От рассказов о Сансоне этот человек, бывший прежде конюхом в Тюильри, хотел перейти к рассказам о короле. Он слышал беседы короля с послами и тому подобное. Я избавил его от этого. Его политические откровения показались мне в высшей степени витиеватыми, напоминая о его гасконском происхождении и профессии басонщика.
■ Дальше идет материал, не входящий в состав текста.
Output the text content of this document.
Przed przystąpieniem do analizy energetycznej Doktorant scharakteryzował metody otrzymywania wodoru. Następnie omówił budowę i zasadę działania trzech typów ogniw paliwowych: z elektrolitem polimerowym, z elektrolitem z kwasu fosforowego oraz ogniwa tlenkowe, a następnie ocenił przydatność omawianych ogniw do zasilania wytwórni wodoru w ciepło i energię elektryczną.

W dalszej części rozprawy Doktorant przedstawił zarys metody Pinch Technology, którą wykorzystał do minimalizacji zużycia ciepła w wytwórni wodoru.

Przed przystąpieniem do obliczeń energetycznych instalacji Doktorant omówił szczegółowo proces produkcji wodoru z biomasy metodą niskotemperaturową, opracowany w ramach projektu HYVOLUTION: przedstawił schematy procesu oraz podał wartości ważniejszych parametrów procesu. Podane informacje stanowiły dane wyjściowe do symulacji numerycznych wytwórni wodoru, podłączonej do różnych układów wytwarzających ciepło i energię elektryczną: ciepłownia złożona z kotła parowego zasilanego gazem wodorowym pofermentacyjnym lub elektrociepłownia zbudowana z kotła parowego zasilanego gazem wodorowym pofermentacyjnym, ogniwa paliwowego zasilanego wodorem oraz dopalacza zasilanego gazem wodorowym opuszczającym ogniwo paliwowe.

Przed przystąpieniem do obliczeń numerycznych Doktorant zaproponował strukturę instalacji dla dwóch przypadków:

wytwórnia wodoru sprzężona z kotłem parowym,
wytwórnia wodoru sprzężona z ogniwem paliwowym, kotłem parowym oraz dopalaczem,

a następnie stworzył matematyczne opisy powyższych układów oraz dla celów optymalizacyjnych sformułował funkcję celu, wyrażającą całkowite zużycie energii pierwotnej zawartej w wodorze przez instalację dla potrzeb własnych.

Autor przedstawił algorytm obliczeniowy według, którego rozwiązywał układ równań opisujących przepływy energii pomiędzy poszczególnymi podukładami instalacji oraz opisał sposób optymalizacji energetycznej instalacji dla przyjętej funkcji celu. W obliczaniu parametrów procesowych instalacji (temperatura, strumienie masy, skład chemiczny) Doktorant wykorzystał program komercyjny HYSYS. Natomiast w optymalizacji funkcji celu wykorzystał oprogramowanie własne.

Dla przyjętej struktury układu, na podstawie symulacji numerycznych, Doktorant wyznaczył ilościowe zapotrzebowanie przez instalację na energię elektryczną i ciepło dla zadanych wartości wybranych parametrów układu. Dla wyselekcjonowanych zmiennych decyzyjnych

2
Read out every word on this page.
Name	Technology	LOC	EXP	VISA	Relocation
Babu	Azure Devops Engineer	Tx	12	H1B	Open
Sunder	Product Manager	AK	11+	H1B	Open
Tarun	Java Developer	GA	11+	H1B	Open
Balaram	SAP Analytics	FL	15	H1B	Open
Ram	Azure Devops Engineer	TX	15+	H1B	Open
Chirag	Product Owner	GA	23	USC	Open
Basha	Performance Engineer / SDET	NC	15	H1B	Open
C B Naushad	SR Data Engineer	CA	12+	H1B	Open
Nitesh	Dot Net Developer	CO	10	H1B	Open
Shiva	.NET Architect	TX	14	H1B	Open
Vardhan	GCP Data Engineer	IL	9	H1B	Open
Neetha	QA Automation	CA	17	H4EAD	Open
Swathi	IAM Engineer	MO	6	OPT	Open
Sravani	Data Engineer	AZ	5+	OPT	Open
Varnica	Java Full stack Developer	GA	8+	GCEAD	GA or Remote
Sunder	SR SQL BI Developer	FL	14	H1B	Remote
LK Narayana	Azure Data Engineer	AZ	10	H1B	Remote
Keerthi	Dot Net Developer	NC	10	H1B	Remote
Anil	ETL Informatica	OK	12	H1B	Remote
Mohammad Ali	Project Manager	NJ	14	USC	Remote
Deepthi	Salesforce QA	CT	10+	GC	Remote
До 1826 года в Консьержери не было другого входа и выхода, кроме того, что вел во двор Дворца правосудия. Именно через него осужденные шли на смерть. В 1826 году между двух круглых башен на набережной проделали еще одну дверь. На первом этаже каждой из этих башен также была комната без окон. Две причудливые арки без дуг и равносторонних треугольников в основании, даже сейчас поражающие крайним убожеством, были проделаны в этих великолепных стенах каменщиком по имени Пейр, который стал архитектором Дворца правосудия, изуродовав, обесчестив и обезобразив его. Через эти комнаты можно было попасть в два прекрасных круглых зала со стенами, украшенными стрельчатыми арками, вызывающими восхищение чистотой линий, которые опирались на изысканные консоли. Как странно, что эти очаровательные чудеса архитектуры и скульптуры, которым никогда не суждено было увидеть дневной свет, были созданы для мрака и ужаса.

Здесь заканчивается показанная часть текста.